- Born: 19 February 1958 Muscat, Oman
- Died: 16 March 2022 (aged 64) Riyadh, Saudi Arabia
- Occupation: television actress
- Children: 4

= Shamaa Mohammed =

Omani television actress (1958–2022)

Shamaa Mohammed (Arabic: شمعة مُحمَّد عبد الله الهوتي) (19 February 1958 – 16 March 2022) was an Omani television actress.

== Biography ==
Mohammed was born in Muscat in 1958 and was educated in Kuwait and Bahrain. Her father worked in the oil sector. She returned to Oman in 1974, where she worked at the Ministry of Education then at the Tender Board as deputy director of Public Relations.

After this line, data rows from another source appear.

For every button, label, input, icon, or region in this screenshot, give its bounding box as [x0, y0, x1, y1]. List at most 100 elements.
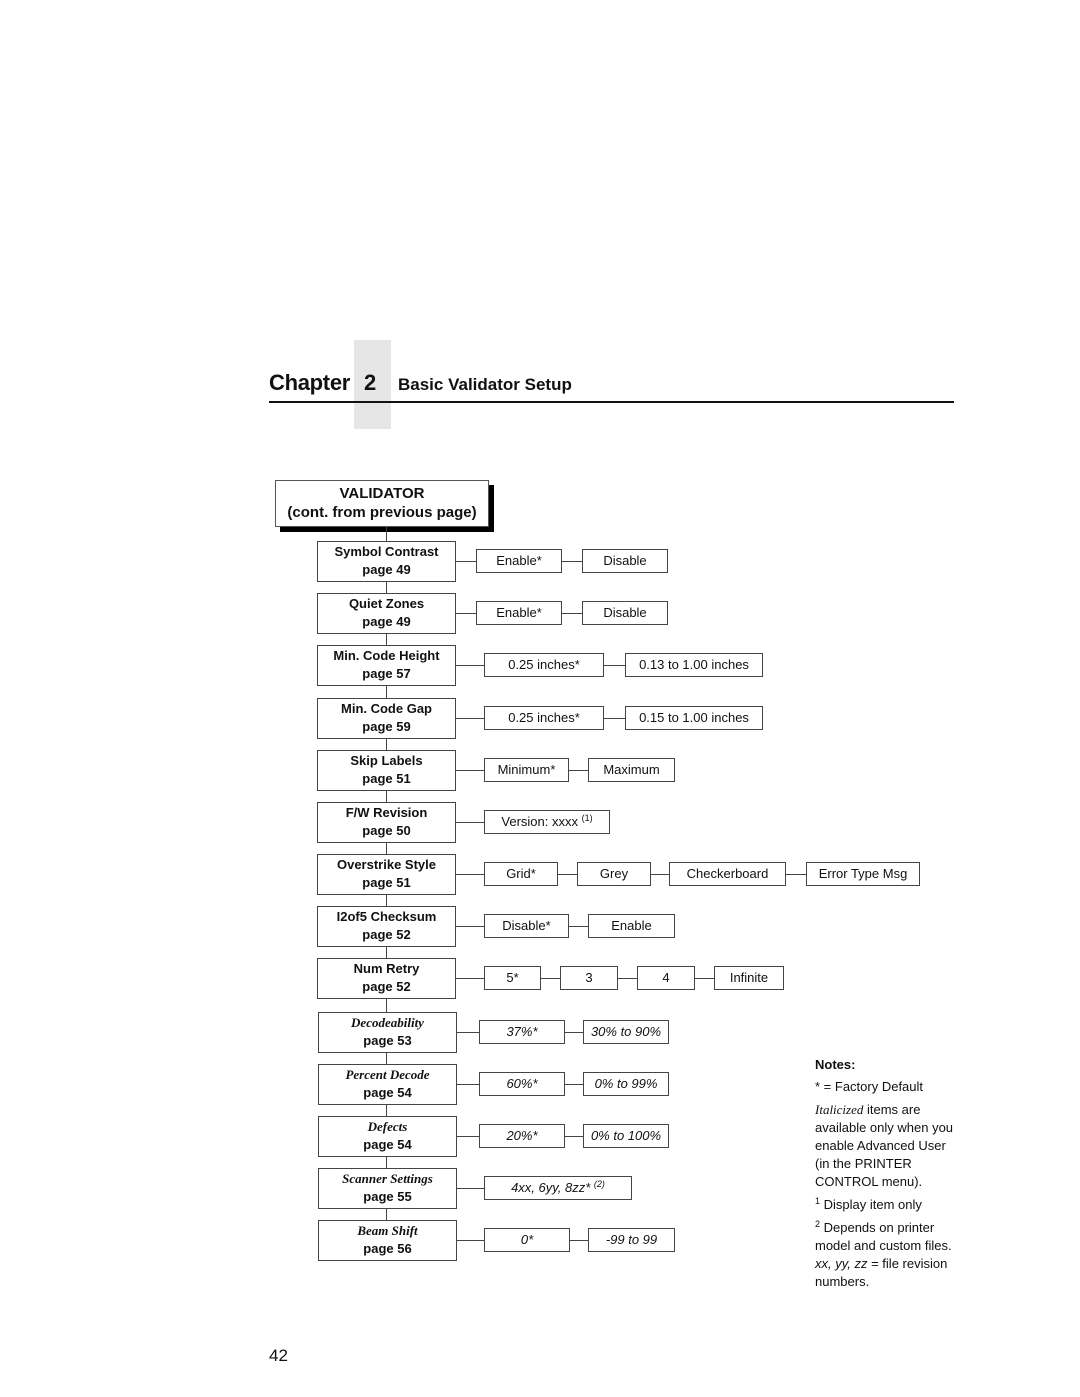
option-box[interactable]: 37%*: [479, 1020, 565, 1044]
menu-item-page-ref: page 53: [363, 1033, 412, 1048]
option-value: Enable: [611, 918, 652, 933]
menu-item-name: Scanner Settings: [342, 1171, 433, 1186]
option-box[interactable]: 0*: [484, 1228, 570, 1252]
connector-horizontal: [695, 978, 714, 979]
menu-item-box[interactable]: Skip Labels page 51: [317, 750, 456, 791]
footnote-2-text-a: Depends on printer model and custom file…: [815, 1220, 952, 1253]
option-value: Disable*: [502, 918, 551, 933]
option-value: Enable*: [496, 553, 542, 568]
menu-item-box[interactable]: Beam Shift page 56: [318, 1220, 457, 1261]
menu-item-name: Percent Decode: [345, 1067, 430, 1082]
header-rule: [269, 401, 954, 403]
menu-item-box[interactable]: Min. Code Height page 57: [317, 645, 456, 686]
connector-horizontal: [456, 822, 484, 823]
menu-item-page-ref: page 55: [363, 1189, 412, 1204]
option-box[interactable]: Disable*: [484, 914, 569, 938]
option-value: 0.15 to 1.00 inches: [639, 710, 749, 725]
notes-panel: Notes: * = Factory Default Italicized it…: [815, 1056, 955, 1296]
connector-horizontal: [569, 926, 588, 927]
menu-item-box[interactable]: Defects page 54: [318, 1116, 457, 1157]
option-box[interactable]: 3: [560, 966, 618, 990]
option-value: Grey: [599, 866, 629, 881]
connector-horizontal: [541, 978, 560, 979]
connector-horizontal: [456, 718, 484, 719]
option-box[interactable]: 0.25 inches*: [484, 653, 604, 677]
option-value: 0.13 to 1.00 inches: [639, 657, 749, 672]
note-footnote-1: 1 Display item only: [815, 1196, 955, 1214]
menu-item-name: Min. Code Gap: [341, 701, 432, 716]
option-box[interactable]: Enable: [588, 914, 675, 938]
option-box[interactable]: 30% to 90%: [583, 1020, 669, 1044]
option-box[interactable]: 4: [637, 966, 695, 990]
option-box[interactable]: 4xx, 6yy, 8zz* (2): [484, 1176, 632, 1200]
option-value: Disable: [603, 553, 647, 568]
option-box[interactable]: Minimum*: [484, 758, 569, 782]
option-value: 0.25 inches*: [508, 657, 580, 672]
option-value: 37%*: [506, 1024, 538, 1039]
menu-item-name: Skip Labels: [350, 753, 423, 768]
option-box[interactable]: Enable*: [476, 601, 562, 625]
connector-horizontal: [558, 874, 577, 875]
option-value: 5*: [506, 970, 519, 985]
option-box[interactable]: Version: xxxx (1): [484, 810, 610, 834]
chapter-title: Basic Validator Setup: [398, 375, 572, 394]
option-box[interactable]: Checkerboard: [669, 862, 786, 886]
option-box[interactable]: 60%*: [479, 1072, 565, 1096]
menu-item-page-ref: page 56: [363, 1241, 412, 1256]
option-value: 4: [662, 970, 670, 985]
option-box[interactable]: 0.13 to 1.00 inches: [625, 653, 763, 677]
option-box[interactable]: 0.15 to 1.00 inches: [625, 706, 763, 730]
page-number: 42: [269, 1346, 288, 1365]
note-italicized: Italicized items are available only when…: [815, 1101, 955, 1191]
menu-item-box[interactable]: Overstrike Style page 51: [317, 854, 456, 895]
connector-horizontal: [562, 561, 582, 562]
option-value: Infinite: [729, 970, 769, 985]
option-box[interactable]: -99 to 99: [588, 1228, 675, 1252]
root-subtitle: (cont. from previous page): [287, 504, 477, 521]
option-value: 30% to 90%: [590, 1024, 662, 1039]
option-box[interactable]: Error Type Msg: [806, 862, 920, 886]
option-value: Checkerboard: [686, 866, 769, 881]
menu-item-name: Beam Shift: [357, 1223, 418, 1238]
option-value: Maximum: [603, 762, 660, 777]
option-box[interactable]: Grid*: [484, 862, 558, 886]
footnote-1-text: Display item only: [820, 1197, 922, 1212]
option-value: 60%*: [506, 1076, 538, 1091]
menu-item-box[interactable]: Symbol Contrast page 49: [317, 541, 456, 582]
connector-horizontal: [456, 665, 484, 666]
chapter-number: 2: [364, 370, 377, 395]
connector-horizontal: [456, 770, 484, 771]
option-box[interactable]: Enable*: [476, 549, 562, 573]
option-box[interactable]: 0% to 99%: [583, 1072, 669, 1096]
menu-item-box[interactable]: I2of5 Checksum page 52: [317, 906, 456, 947]
menu-item-box[interactable]: F/W Revision page 50: [317, 802, 456, 843]
connector-horizontal: [457, 1032, 479, 1033]
menu-item-box[interactable]: Min. Code Gap page 59: [317, 698, 456, 739]
menu-item-page-ref: page 50: [362, 823, 411, 838]
menu-item-name: Overstrike Style: [336, 857, 436, 872]
menu-item-box[interactable]: Decodeability page 53: [318, 1012, 457, 1053]
note-italic-word: Italicized: [815, 1102, 864, 1117]
menu-item-name: Num Retry: [353, 961, 420, 976]
menu-item-box[interactable]: Scanner Settings page 55: [318, 1168, 457, 1209]
option-box[interactable]: 0.25 inches*: [484, 706, 604, 730]
option-box[interactable]: 0% to 100%: [583, 1124, 669, 1148]
menu-item-name: Quiet Zones: [348, 596, 425, 611]
option-box[interactable]: Grey: [577, 862, 651, 886]
menu-item-page-ref: page 59: [362, 719, 411, 734]
menu-item-page-ref: page 51: [362, 875, 411, 890]
menu-item-page-ref: page 52: [362, 927, 411, 942]
menu-item-box[interactable]: Quiet Zones page 49: [317, 593, 456, 634]
option-box[interactable]: Infinite: [714, 966, 784, 990]
option-box[interactable]: Maximum: [588, 758, 675, 782]
connector-horizontal: [456, 978, 484, 979]
menu-item-page-ref: page 49: [362, 562, 411, 577]
option-box[interactable]: 5*: [484, 966, 541, 990]
menu-item-box[interactable]: Num Retry page 52: [317, 958, 456, 999]
option-box[interactable]: Disable: [582, 549, 668, 573]
chapter-label: Chapter: [269, 370, 351, 395]
option-box[interactable]: Disable: [582, 601, 668, 625]
option-box[interactable]: 20%*: [479, 1124, 565, 1148]
validator-root-box: VALIDATOR (cont. from previous page): [275, 480, 489, 527]
menu-item-box[interactable]: Percent Decode page 54: [318, 1064, 457, 1105]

Mohammed began her acting career in 1978, which coincided with the so-called "Blessed Renaissance" in Oman in the 1970s. She was known for television roles in Akoon Aw La, Al Asouf, Tash Ma Tash, Ghorba Masaher, and Adhari and also starred in theatre productions. She enjoyed popularity in the Sultanate of Oman and the wider Gulf region. In 2012, she spoke about her career at the 13th Kuwait Theatre Festival.

Mohammed was also a volunteer for humanitarian initiatives and participated in events for children with cancer in Omani hospitals. She also taught at acting workshops for children.

On 16 March 2022, Mohammed suffered from a heart attack while filming a new series in Riyadh, Saudi Arabia and died, aged 64.